Mississippi's Governor has banned all abortions after 20 weeks.
Republican Gov. Phil Bryant of Mississippi on Wednesday signed a bill that bans abortion at a minimum of 20 weeks of pregnancy, without exception for rape or incest.The law, which takes effect on July 1, defines 20 weeks from the start of the woman’s last menstrual period. It permits exceptions only for expecting mothers who experience medical emergencies or if the fetus suffers risk of not surviving.The piece of legislation also requires a physician must determine the gestational age before attempting to perform an abortion. Failure to comply with the law could result in the revocation or restriction of a medical license.
Another interesting development this week is the repercussion from the affirmative action decision announced at the Supreme Court. Jordan Lorence, an attorney with Alliance Defending Freedom, suggests that Justice Kennedy’s opinion in the affirmative action case may provide a glimpse into how Kennedy would rule on the constitutionality of same-sex marriage.

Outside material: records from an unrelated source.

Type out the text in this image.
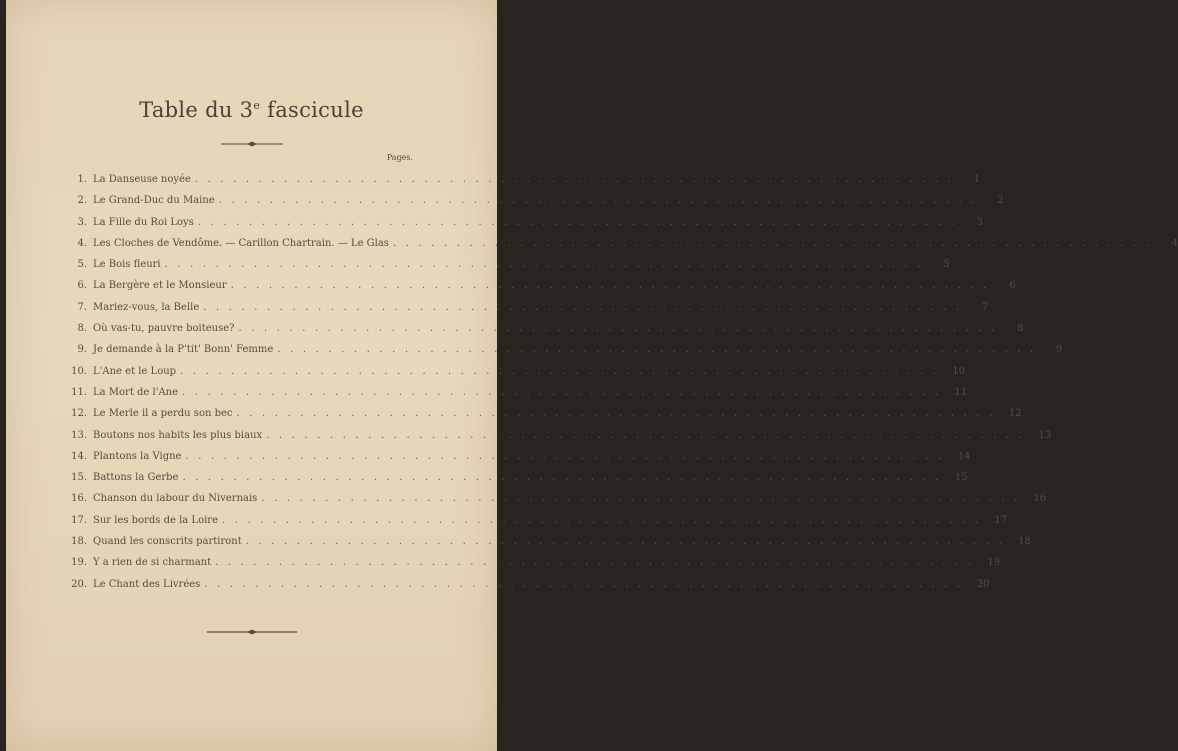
Table du 3e fascicule
Pages.
1. La Danseuse noyée . . . . . . . . . . . . . . . . . . . . . . . . . . . . . . . . . . . . . . . . . . . . . . . . . . . . . . . . . . . .	1
2. Le Grand-Duc du Maine . . . . . . . . . . . . . . . . . . . . . . . . . . . . . . . . . . . . . . . . . . . . . . . . . . . . . . . . . . . .	2
3. La Fille du Roi Loys . . . . . . . . . . . . . . . . . . . . . . . . . . . . . . . . . . . . . . . . . . . . . . . . . . . . . . . . . . . .	3
4. Les Cloches de Vendôme. — Carillon Chartrain. — Le Glas . . . . . . . . . . . . . . . . . . . . . . . . . . . . . . . . . . . . . . . . . . . . . . . . . . . . . . . . . . . .	4
5. Le Bois fleuri . . . . . . . . . . . . . . . . . . . . . . . . . . . . . . . . . . . . . . . . . . . . . . . . . . . . . . . . . . . .	5
6. La Bergère et le Monsieur . . . . . . . . . . . . . . . . . . . . . . . . . . . . . . . . . . . . . . . . . . . . . . . . . . . . . . . . . . . .	6
7. Mariez-vous, la Belle . . . . . . . . . . . . . . . . . . . . . . . . . . . . . . . . . . . . . . . . . . . . . . . . . . . . . . . . . . . .	7
8. Où vas-tu, pauvre boiteuse? . . . . . . . . . . . . . . . . . . . . . . . . . . . . . . . . . . . . . . . . . . . . . . . . . . . . . . . . . . . .	8
9. Je demande à la P'tit' Bonn' Femme . . . . . . . . . . . . . . . . . . . . . . . . . . . . . . . . . . . . . . . . . . . . . . . . . . . . . . . . . . . .	9
10. L'Ane et le Loup . . . . . . . . . . . . . . . . . . . . . . . . . . . . . . . . . . . . . . . . . . . . . . . . . . . . . . . . . . . .	10
11. La Mort de l'Ane . . . . . . . . . . . . . . . . . . . . . . . . . . . . . . . . . . . . . . . . . . . . . . . . . . . . . . . . . . . .	11
12. Le Merle il a perdu son bec . . . . . . . . . . . . . . . . . . . . . . . . . . . . . . . . . . . . . . . . . . . . . . . . . . . . . . . . . . . .	12
13. Boutons nos habits les plus biaux . . . . . . . . . . . . . . . . . . . . . . . . . . . . . . . . . . . . . . . . . . . . . . . . . . . . . . . . . . . .	13
14. Plantons la Vigne . . . . . . . . . . . . . . . . . . . . . . . . . . . . . . . . . . . . . . . . . . . . . . . . . . . . . . . . . . . .	14
15. Battons la Gerbe . . . . . . . . . . . . . . . . . . . . . . . . . . . . . . . . . . . . . . . . . . . . . . . . . . . . . . . . . . . .	15
16. Chanson du labour du Nivernais . . . . . . . . . . . . . . . . . . . . . . . . . . . . . . . . . . . . . . . . . . . . . . . . . . . . . . . . . . . .	16
17. Sur les bords de la Loire . . . . . . . . . . . . . . . . . . . . . . . . . . . . . . . . . . . . . . . . . . . . . . . . . . . . . . . . . . . .	17
18. Quand les conscrits partiront . . . . . . . . . . . . . . . . . . . . . . . . . . . . . . . . . . . . . . . . . . . . . . . . . . . . . . . . . . . .	18
19. Y a rien de si charmant . . . . . . . . . . . . . . . . . . . . . . . . . . . . . . . . . . . . . . . . . . . . . . . . . . . . . . . . . . . .	19
20. Le Chant des Livrées . . . . . . . . . . . . . . . . . . . . . . . . . . . . . . . . . . . . . . . . . . . . . . . . . . . . . . . . . . . .	20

Schuette also shows that Justice Kennedy may have a more complex and nuanced view about “animus” motivating voters to approve state constitutional amendments. He characterized positively the deliberations by voters to approve the Michigan amendment. Justice Kennedy wrote that Michigan voters approved the amendment based on thoughtful consideration of the evidence and arguments, and not because of rank prejudice (which marriage advocates have been saying for years about the motivation of voters who approved marriage amendments in most states in the union):
It is demeaning to the democratic process to presume that the voters are not capable of deciding an issue of this sensitivity on decent and rational grounds. The process of public discourse and political debate should not be foreclosed even if there is a risk that during a public campaign, there will be those on both sides who seek to use racial division and discord to their own political advantage. An informed public can, and must rise above this.